Publication Type:Conference Paper
Year of Publication:2016
Authors:C. Shih, Gao, T., Labandeira, C. C., Li, L.
Conference Name:The 7th International Conference on Fossil Insects, Arthropods and Amber
Date Published:26/04/2016
Publisher:Siri Scientific Press
Conference Location:National Museum of Scotland, Edinburgh

The Lower Cretaceous Yixian and Middle Jurassic Jiulongshan Formations of northeast China have yielded well preserved fossil plants, insects and vertebrates which have provided a significant amount of palaeoecological data for demonstrating the ubiquity of autecologic relationships. We present nine categories of biotic associations involving seven orders of insects that interacted with coexisting plants, other insects and vertebrates.There are four examples of associations with plants: (1) The pollination mutualism was demonstrated by three families of pollinating Mecoptera that evolved convergent long-proboscid siphonate mouthparts for consumption of pollination drops from tubules or channels in gymnosperm ovulate organs; (2) Mimesis or camouflage was present in two lacewing taxa (Neuroptera) that imitated co-occurring pinnate gymnosperm pinnules; (3) Similarly, a scorpionfly (Mecoptera) involved mimicry of an entire, co-occurring ginkgo leaf, presumably providing mutual protection to the plant model and the insect mimic; (4) Considerable insect damage occurred on a variety of plants involving galls by beetles (Coleoptera) and stylate punctures and margin feeding, probably by Hemiptera and Orthoptera, respectively, among others, on vascular-plant tissues.

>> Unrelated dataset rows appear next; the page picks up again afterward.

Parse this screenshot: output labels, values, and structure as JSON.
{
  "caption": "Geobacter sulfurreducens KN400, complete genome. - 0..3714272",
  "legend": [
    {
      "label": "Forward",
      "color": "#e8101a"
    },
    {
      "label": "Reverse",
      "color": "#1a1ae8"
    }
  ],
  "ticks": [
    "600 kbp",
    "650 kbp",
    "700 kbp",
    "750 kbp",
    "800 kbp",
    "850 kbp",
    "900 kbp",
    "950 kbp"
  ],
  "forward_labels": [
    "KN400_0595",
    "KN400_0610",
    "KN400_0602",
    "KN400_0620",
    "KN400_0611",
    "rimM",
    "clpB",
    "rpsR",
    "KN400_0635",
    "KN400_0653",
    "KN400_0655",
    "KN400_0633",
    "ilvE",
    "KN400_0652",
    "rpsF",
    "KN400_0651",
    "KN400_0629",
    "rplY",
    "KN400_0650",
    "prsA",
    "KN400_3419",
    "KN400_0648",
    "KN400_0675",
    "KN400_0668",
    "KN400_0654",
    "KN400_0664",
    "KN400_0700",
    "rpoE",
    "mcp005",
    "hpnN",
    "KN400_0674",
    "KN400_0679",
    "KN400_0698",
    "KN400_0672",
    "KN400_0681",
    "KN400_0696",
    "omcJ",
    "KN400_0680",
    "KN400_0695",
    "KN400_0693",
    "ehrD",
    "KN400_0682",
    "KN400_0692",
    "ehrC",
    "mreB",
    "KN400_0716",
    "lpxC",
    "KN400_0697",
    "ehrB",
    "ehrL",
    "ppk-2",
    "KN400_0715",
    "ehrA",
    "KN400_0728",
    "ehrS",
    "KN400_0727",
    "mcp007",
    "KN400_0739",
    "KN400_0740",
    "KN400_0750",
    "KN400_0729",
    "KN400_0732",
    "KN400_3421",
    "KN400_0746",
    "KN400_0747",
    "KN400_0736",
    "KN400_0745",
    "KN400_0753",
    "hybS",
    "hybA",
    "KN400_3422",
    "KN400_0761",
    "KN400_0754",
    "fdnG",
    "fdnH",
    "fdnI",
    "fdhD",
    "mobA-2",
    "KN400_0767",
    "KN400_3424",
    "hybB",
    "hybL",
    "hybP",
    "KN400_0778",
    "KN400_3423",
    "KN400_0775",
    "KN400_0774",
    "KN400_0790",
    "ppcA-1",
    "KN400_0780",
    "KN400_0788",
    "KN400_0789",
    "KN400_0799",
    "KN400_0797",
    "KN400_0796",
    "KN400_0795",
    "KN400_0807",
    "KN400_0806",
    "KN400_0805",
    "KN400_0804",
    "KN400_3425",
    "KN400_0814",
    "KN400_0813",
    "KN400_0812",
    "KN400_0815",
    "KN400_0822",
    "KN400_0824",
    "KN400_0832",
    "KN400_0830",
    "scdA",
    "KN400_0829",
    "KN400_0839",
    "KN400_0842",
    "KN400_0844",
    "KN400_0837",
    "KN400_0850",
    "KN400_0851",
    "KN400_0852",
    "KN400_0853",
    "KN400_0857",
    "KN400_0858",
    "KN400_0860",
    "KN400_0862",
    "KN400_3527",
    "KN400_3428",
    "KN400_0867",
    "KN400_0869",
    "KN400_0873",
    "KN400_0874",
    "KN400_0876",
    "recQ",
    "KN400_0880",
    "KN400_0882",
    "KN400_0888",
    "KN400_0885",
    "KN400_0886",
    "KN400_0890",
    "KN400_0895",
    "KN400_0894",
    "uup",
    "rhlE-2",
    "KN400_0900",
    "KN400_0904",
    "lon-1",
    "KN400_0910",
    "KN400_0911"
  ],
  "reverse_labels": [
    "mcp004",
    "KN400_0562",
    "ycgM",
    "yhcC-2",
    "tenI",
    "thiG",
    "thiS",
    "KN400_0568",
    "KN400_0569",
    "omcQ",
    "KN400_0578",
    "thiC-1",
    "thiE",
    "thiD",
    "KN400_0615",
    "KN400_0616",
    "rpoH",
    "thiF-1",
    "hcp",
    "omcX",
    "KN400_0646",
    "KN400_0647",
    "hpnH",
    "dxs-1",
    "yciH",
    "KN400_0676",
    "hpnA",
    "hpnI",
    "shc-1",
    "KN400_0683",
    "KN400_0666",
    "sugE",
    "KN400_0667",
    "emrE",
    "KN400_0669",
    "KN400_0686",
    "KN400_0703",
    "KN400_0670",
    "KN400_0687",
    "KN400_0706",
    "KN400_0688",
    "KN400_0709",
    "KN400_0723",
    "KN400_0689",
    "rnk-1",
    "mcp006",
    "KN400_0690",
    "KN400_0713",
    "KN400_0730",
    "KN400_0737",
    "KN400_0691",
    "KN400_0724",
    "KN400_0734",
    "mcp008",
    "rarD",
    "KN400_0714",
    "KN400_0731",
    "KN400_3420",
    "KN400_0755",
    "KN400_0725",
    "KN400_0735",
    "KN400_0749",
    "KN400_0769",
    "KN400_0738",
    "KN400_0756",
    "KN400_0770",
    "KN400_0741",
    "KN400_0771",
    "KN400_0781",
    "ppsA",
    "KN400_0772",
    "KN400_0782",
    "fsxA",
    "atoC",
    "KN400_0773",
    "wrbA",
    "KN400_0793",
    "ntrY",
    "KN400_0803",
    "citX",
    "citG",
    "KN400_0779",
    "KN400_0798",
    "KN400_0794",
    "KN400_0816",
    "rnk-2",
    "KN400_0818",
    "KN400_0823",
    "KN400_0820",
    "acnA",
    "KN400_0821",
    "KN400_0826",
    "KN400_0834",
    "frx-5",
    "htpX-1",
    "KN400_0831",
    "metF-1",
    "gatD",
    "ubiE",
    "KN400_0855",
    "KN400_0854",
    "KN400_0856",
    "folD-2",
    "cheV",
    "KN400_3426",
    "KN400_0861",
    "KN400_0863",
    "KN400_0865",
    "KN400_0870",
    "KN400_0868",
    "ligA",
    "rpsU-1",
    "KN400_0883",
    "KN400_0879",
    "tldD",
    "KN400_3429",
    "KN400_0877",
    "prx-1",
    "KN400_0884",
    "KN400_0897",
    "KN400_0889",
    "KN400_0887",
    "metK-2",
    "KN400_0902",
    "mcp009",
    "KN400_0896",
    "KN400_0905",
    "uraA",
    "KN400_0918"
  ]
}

There are three instances of associations with other insects: (1) Parasitoidy was implied by ovipositors of apocritan wasps such as Ephialtitidae and Pelecinidae (Hymenoptera); (2) Male‒male competition and sexual display were represented by two genera of Mecoptera with exaggerated male organs; (3) Reproduction was highlighted by a pair of copulating froghoppers (Hemiptera), hitherto the earliest record of copulating insects in flagrante delicto. Last, we report two cases of associations with vertebrates: (1) Integumental blood feeding was established by ectoparasites, such as early and transitional fleas (Siphonaptera) that possessed long beaks consisting of robust, outwardly directed, serrated stylets involved in piercing thick vertebrate integument and imbibing host blood and possibly lymph; (2) Two taxa of the earliest known blood-feeding true bugs (Hemiptera) were discovered from the use of geochemical methods for determining their diets and a combination of morphological and taphonomic data. These intricate associations provide an expanded understanding of the ecologic role and evolutionary developments that insects had with other organisms in mid-Mesozoic ecosystems.